A. Cancel the clinic and reschedule all 72 women for the following week
B. Ask all 72 women to see the doctor directly without triage — the doctor will assess priority as they come
C. Request the ASHA to perform basic triage (visual identification of distressed or visibly unwell patients), assign the available ANM to vitals and blood pressure for all patients, and have the doctor begin with any visibly unwell patients flagged by the ASHA
D. Limit the clinic to the first 20 patients in the queue and turn away the rest
Reveal Answer
Answer: C. Request the ASHA to perform basic triage (visual identification of distressed or visibly unwell patients), assign the available ANM to vitals and blood pressure for all patients, and have the doctor begin with any visibly unwell patients flagged by the ASHA
Cancelling is inappropriate — some women may have danger signs and need care today. Bypassing triage entirely is dangerous in a 72-patient load — the doctor will miss high-risk patients buried in the queue. Limiting to 20 is arbitrary and potentially dangerous. The best response is to mobilise the ASHA (a trained health worker) for visual triage (identifying distressed, pale, or obviously unwell women), concentrate the single ANM on the critical safety measure (blood pressure measurement), and have the doctor begin with flagged priority cases. This maintains the safety principle of triage with the available personnel.
Self-Assessment: Clinic Organization
Before moving to the summary, take a moment to consolidate your learning by working through these self-check questions. The ability to answer them confidently reflects mastery of the competency OG36.2 — the capacity to organise antenatal, postnatal, and family welfare clinics at a level appropriate for a practising doctor in the Indian health system. These questions are phrased in the same format as viva voce and clinical assessment scenarios you will encounter in your university examinations and during internship postings. They are designed to test not just recall but application: can you take the organisational principles you have learned and apply them to a real clinic scenario with resource constraints and safety pressures? Work through each question before reading the answer; active retrieval at this stage produces stronger long-term retention than passive re-reading. If any question exposes a gap, return to the relevant section of this module before proceeding to the assessment.
- A woman presents to your ANC clinic at 32 weeks gestation with a BP of 152/98 mmHg. She joined the regular queue 90 minutes ago. She has a mild headache.
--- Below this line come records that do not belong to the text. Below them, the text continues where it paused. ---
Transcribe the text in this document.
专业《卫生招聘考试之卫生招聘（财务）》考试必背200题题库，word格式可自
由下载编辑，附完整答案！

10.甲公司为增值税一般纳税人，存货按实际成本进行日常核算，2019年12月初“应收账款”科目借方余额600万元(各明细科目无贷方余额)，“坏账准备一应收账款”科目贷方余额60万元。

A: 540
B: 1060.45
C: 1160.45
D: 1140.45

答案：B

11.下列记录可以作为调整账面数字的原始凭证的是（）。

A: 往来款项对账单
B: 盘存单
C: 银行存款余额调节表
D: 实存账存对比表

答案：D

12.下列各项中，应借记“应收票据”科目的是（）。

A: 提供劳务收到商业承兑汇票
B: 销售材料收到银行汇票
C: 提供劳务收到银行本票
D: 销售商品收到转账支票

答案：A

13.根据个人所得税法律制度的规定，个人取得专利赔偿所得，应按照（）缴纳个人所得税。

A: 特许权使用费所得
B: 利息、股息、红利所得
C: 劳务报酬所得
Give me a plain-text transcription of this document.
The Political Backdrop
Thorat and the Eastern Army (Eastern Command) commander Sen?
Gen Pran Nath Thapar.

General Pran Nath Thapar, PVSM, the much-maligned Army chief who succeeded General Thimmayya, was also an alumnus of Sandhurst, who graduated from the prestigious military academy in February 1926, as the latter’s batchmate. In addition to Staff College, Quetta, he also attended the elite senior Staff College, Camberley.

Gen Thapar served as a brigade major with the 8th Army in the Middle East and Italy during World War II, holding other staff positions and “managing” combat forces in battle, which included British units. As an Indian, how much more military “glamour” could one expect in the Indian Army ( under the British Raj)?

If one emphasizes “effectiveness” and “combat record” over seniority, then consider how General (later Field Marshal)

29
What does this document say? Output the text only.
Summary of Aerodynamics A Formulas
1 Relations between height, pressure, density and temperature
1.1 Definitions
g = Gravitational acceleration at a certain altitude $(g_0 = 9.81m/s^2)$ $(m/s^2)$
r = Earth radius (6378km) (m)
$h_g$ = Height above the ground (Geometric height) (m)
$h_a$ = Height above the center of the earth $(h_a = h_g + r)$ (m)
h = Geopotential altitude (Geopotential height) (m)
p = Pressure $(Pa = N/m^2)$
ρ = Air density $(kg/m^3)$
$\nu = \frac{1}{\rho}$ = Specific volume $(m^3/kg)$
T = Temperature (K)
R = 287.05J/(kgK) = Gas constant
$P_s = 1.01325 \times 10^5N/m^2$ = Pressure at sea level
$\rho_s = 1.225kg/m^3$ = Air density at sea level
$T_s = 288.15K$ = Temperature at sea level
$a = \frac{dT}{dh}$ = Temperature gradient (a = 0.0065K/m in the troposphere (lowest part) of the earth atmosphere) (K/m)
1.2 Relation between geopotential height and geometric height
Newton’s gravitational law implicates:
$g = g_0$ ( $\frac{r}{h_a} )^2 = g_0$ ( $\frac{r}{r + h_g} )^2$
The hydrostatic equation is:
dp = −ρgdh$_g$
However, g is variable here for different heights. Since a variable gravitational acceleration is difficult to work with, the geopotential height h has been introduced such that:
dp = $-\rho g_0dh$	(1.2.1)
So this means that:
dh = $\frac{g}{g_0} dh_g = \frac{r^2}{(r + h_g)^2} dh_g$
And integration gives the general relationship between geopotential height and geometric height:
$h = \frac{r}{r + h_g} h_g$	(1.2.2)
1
What triage category does she belong to, and what are the next two immediate clinical actions?
- You are reviewing the clinic's ANC register and notice that 14 women who were registered at booking (6–10 weeks gestation) have not attended any subsequent visit in the past 8 weeks. What steps do you take to identify and re-engage these women, and which register or system do you use to track this follow-up?
- A newly posted ANM asks you which registers she must maintain in the ANC/PNC clinic. List the five mandatory registers, the key data elements in each, and the HMIS indicator each register feeds.
- You are asked to organise a combined ANC + PNC + FP clinic session for 55 patients in a 4-hour session with two ANMs, one lab technician, and yourself. Design the task allocation and the patient-flow sequence. What is the one safety step that must never be skipped regardless of workload?
- A 26-year-old G2P1 at 24 weeks is diagnosed with GDM using the DIPSI protocol. Her blood glucose at 2 hours after 75 g oral load is 146 mg/dL. Describe the pathway from your clinic to the appropriate level of care, the contents of the referral slip, and the back-referral information you expect to receive.